Black frost: the coming and the going

We drive home through a storm of birds, swooping and chattering low over the road as they sweep from one abandoned cornfield to another, resting on their way south. We squinch our eyes and tighten our muscles, breathless until we are sure the car will not collide with soft, small bodies. Then, caught up by their flurry, we hurry on. For the wind has suddenly shifted; the clouds have spread and are scudding across the sky to some unknown destination beyond the horizon, taking the last wisps of Indian summer along with them.

The world all at once doesn't smell the same, the rich, pungent odor of drying leaves and musky autumn vegetation is gone, the bite of a new chill is sharp and clear in our nostrils. We need no weather radar or sophisticated instruments to tell us that the long, dreamlike fall is over and we are in for a hard freeze.

Somehow, without our paying much heed, the daylight hours have shortened greatly and the sun is already low in the sky. Time is short, for we must rescue the remaining fruits of summer from field and garden, and store them away in their own snug, warm places before nightfall. Sharp memories now, of long-ago childhood autumns when this last harvest was gathered in desperate haste for fear the precious food might be wasted and there would not be enough to last through the long, harsh winter. My children will never fully understand this, having grown up with plenty - too much perhaps. Yet something urgent is communicated, for they fly to dig warm clothes and mittens out of blanket chests , remembering my tales of bundling in snowsuits to save the late harvest from the frost.

By now my husband is back from his day in the city, and he trades office clothes for a tattered mackinaw, signals the children to jump into the old wooden wheelbarrow, and trundles them out to the garden. Together we gather our treasures and marvel at the strange way of growing things - a pumpkin that has welded itself to the chicken-wire fence, forgotten cucumbers climbing a sunflower stalk, acorn squash that has successfully hidden all summer under the rhubarb.

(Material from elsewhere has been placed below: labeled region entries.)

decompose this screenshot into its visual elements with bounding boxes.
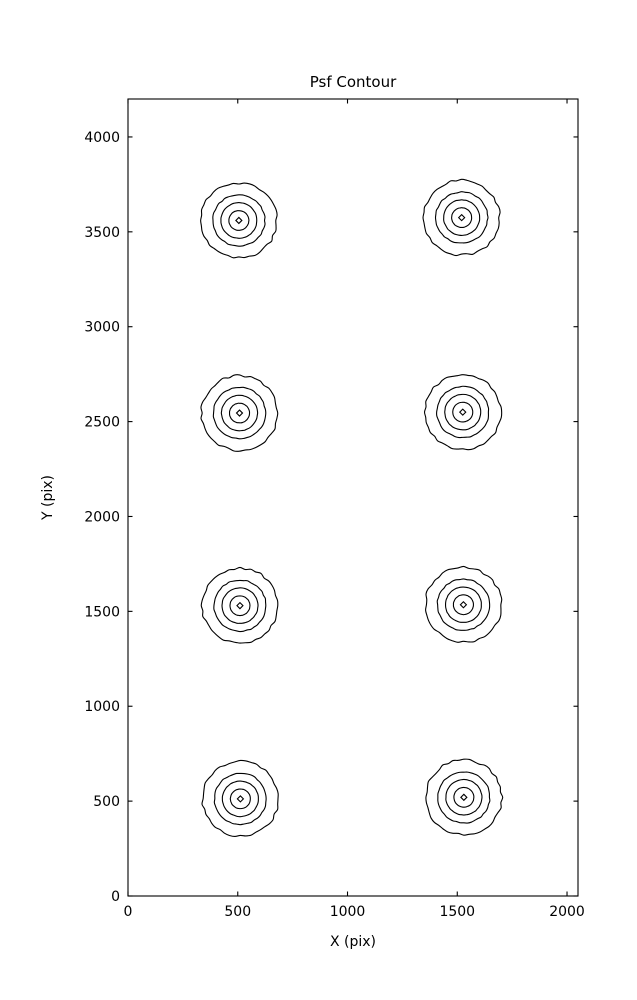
contour-level — [425, 565, 503, 643]
y-tick-label: 3000 — [84, 320, 120, 336]
psf-contour-group — [200, 566, 279, 644]
contour-level — [228, 402, 251, 424]
contour-level — [436, 385, 490, 439]
y-tick-label: 1500 — [84, 604, 120, 620]
y-tick-label: 500 — [93, 794, 120, 810]
x-tick-label: 500 — [224, 904, 251, 920]
contour-level — [236, 795, 245, 803]
contour-level — [221, 780, 259, 818]
contour-level — [434, 191, 489, 244]
contour-level — [201, 759, 279, 838]
contour-level — [425, 758, 504, 836]
contour-level — [458, 408, 467, 416]
contour-level — [453, 786, 475, 808]
contour-level — [422, 178, 501, 257]
contour-level — [444, 586, 482, 623]
contour-level — [443, 199, 481, 237]
y-tick-label: 1000 — [84, 699, 120, 715]
contour-level — [200, 182, 278, 259]
plot-title: Psf Contour — [310, 73, 397, 91]
psf-contour-group — [422, 178, 501, 257]
contour-level — [229, 788, 251, 810]
contour-level — [437, 771, 491, 824]
contour-level — [212, 386, 267, 440]
contour-level — [220, 394, 259, 432]
y-tick-label: 2000 — [84, 509, 120, 525]
contour-level — [444, 393, 482, 431]
axes-frame — [127, 98, 579, 897]
contour-level — [236, 601, 244, 610]
psf-contour-group — [425, 565, 503, 643]
contour-level — [452, 594, 474, 616]
contour-level — [423, 374, 503, 451]
psf-contour-group — [423, 374, 503, 451]
psf-contour-group — [201, 759, 279, 838]
y-tick-label: 2500 — [84, 415, 120, 431]
contour-level — [212, 194, 266, 247]
psf-contour-group — [425, 758, 504, 836]
contour-level — [451, 207, 473, 229]
contour-level — [220, 202, 258, 239]
contour-level — [213, 579, 267, 633]
contour-level — [436, 578, 491, 631]
y-tick-label: 0 — [111, 889, 120, 905]
contour-level — [460, 793, 468, 802]
contour-level — [445, 778, 483, 816]
psf-contour-group — [200, 374, 279, 452]
y-tick-label: 4000 — [84, 130, 120, 146]
psf-contour-group — [200, 182, 278, 259]
x-axis-label: X (pix) — [330, 934, 376, 950]
x-tick-label: 0 — [124, 904, 133, 920]
contour-level — [452, 401, 474, 423]
contour-level — [221, 587, 259, 624]
contour-level — [459, 600, 468, 609]
contour-level — [228, 210, 250, 231]
contour-level — [235, 409, 244, 417]
x-tick-label: 1000 — [330, 904, 366, 920]
contour-level — [457, 213, 466, 222]
contour-level — [200, 566, 279, 644]
contour-level — [235, 216, 243, 225]
contour-level — [200, 374, 279, 452]
y-tick-label: 3500 — [84, 225, 120, 241]
y-axis-label: Y (pix) — [40, 475, 56, 521]
x-tick-label: 2000 — [549, 904, 585, 920]
contour-level — [229, 595, 251, 617]
contour-level — [213, 772, 267, 826]
x-tick-label: 1500 — [439, 904, 475, 920]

We load the barrow and bushel baskets and go back for more, toting everything into the carriage shed and tucking them up for the night in tarps and blankets. Already the first star burns through the dusk, and the children must carve jack-o'-lanterns out in the yard. It is not quite Halloween, but the pumpkins were theirs to plant and tend, so we help them with sharp knives and scooping, and gather up the seeds for toasting in the oven.

The house feels warm and steamy, and we pat each other's cheeks as they glow with the first tingle of winter, feeling smug and satisfied that all and everyone are safely gathered in. My heart lurches as I remember the marigolds have not been covered with the old sheets and bedspreads that have sustained them through the light, white frosts of early autumn; then I shrug and start to cook supper, for tonight no sheet will suffice. This is the end of summer flowers - their leaves will be black by morning.

And they are. I am out early at the clothesline, the grass crunching underfoot, everything covered with ice crystals just beginning to sparkle in the morning light. It is still - there are no bird calls, although I know many birds are staying with us; they wait respectfully for the full rays of the sun to see what has survived the night. But there is one sound - a steady, gentle pelting.

I see that all at once the leaves are falling from the mulberry tree. By early afternoon they are all down, piled russet and olive on the browning grass.

This is the last tree in the yard to lose its leaves - winter has begun.